O livro foi escrito para si mesmo. Mas provou ser um legado duradouro, um reflexo de uma vida ética tão aplicável hoje como era há quase 2.000 anos atrás. As meditações de Marcos Aurélio apresentam o culminar da corrente do pensamento estoico e sua crença de que Deus é único, todo-poderoso, onisciente, bom, e justo – o vértice do pensamento grego com relação a divindade, o destino, e a distinção entre o bem e o mal.
O grande tema de Meditações é o sentido da vida. Para tanto Marco Aurélio começa com Deus e destino. Ele acreditava na existência de Deus e que mesmo a pessoa mais irritante faz parte desse mesmo Deus e tem a mesma faísca divina. Cada pessoa tem uma alma e essa alma participa da essência de Deus. Deus decretou um destino para todos.
Os escritos de Marcus Aurelius representam o desenvolvimento de um tema encontrado em Homero: o Zeus da Ilíada passou de ser um rei caprichoso e lascivo para ser um deus da sabedoria. Os estoicos ensinavam que Deus é o universo e é totalmente bom, totalmente beneficente e onisciente. Eles também acreditavam que Deus deu a cada indivíduo uma alma e decretou um destino particular para cada indivíduo – ideia monoteísta que abriu o caminho para a expansão do cristianismo. O Deus dos estoicos era a ideia de Deus para Marco Aurélio. Era um Deus que pode ser chamado de Natureza, Providência ou Razão.
Marco Aurélio acreditava que um destino havia sido estabelecido para cada um de nós e que todos os indivíduos deveriam cumprir da melhor forma possível seus destinos. Se um indivíduo acreditava em “ordem ou átomos” era irrelevante. Uma pessoa pode acreditar que a ordem existe no universo (estoicismo) ou que o universo consistia em uma colisão aleatória de átomos (epicurismo). Essa crença, no entanto, não muda a maneira como se deve viver. Ele acreditava que o bem e o mal existem no mundo, e que a sabedoria está em entender que toda pessoa é um veículo para fazer o bem.
A sabedoria está em entender que podemos controlar apenas nossas mentes, o que pensamos com nossas mentes e nossas ações com base nesses pensamentos. Ninguém pode controlar a mente de outra pessoa. As ações dos demais não prejudicam um indivíduo, pois o que importa é a opinião do indivíduo sobre essa ação – um indivíduo é prejudicado apenas se ele acreditar que foi prejudicado.
As pessoas não têm controle verdadeiro sobre sua propriedade, outras pessoas ou mesmo sua própria reputação. Deus controla todos os eventos, Ele é como o piloto de um grande navio que deixou uma pessoa na praia – quando Ele chama, a pessoa deve retornar a Ele. A verdadeira felicidade está em nosso reconhecimento de que todas as coisas acontecem de acordo com a vontade de Deus.

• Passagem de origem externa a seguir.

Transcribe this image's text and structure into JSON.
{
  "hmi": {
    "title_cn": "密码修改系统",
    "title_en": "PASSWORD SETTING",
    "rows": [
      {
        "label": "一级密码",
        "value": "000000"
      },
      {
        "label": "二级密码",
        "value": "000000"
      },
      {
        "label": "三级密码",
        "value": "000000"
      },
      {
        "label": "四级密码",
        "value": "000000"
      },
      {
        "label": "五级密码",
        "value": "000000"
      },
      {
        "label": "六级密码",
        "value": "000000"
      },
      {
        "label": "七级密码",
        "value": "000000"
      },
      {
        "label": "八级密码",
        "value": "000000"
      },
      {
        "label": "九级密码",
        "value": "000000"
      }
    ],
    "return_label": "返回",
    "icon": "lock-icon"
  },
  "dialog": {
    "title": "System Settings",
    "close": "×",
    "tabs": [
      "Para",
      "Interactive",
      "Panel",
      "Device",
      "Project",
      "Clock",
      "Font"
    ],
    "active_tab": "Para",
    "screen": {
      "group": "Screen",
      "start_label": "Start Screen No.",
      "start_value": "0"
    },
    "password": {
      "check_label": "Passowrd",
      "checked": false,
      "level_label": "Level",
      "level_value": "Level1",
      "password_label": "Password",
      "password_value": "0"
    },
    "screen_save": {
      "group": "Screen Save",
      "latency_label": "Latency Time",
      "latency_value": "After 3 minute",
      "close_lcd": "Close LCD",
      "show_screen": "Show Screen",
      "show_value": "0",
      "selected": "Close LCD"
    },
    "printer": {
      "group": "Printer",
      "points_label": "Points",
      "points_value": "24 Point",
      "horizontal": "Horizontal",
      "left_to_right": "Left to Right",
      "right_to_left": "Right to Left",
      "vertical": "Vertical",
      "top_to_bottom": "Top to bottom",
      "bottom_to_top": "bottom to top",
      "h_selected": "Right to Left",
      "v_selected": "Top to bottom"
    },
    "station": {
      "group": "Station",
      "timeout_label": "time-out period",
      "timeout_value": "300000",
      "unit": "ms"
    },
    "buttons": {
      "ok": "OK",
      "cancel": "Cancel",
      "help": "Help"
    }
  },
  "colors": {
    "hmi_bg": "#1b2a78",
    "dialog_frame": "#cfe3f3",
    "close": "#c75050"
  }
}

Tudo o que acontece é bom, porque Deus não permitiria que algo acontecesse se não fosse bom. Assim, aceitamos nossos papéis na vida e os eventos que acontecem conosco, seguros em nossa própria fortaleza interior do autoconhecimento – o sábio é autossuficiente.
Todos temos um dever a cumprir. Marco, que queria ser filósofo (amante da verdade), tinha um dever como imperador. Seu papel era cumprir esse dever da melhor maneira possível, porque Deus o chamou para cumprir esse dever. Após a morte, uma pessoa se transforma em átomos e desaparece. Uma pessoa é um mero indivíduo, um átomo no universo. A alma não perdura. A glória não importa. O que importa é se um indivíduo cumpriu seu dever designado com o melhor de sua capacidade.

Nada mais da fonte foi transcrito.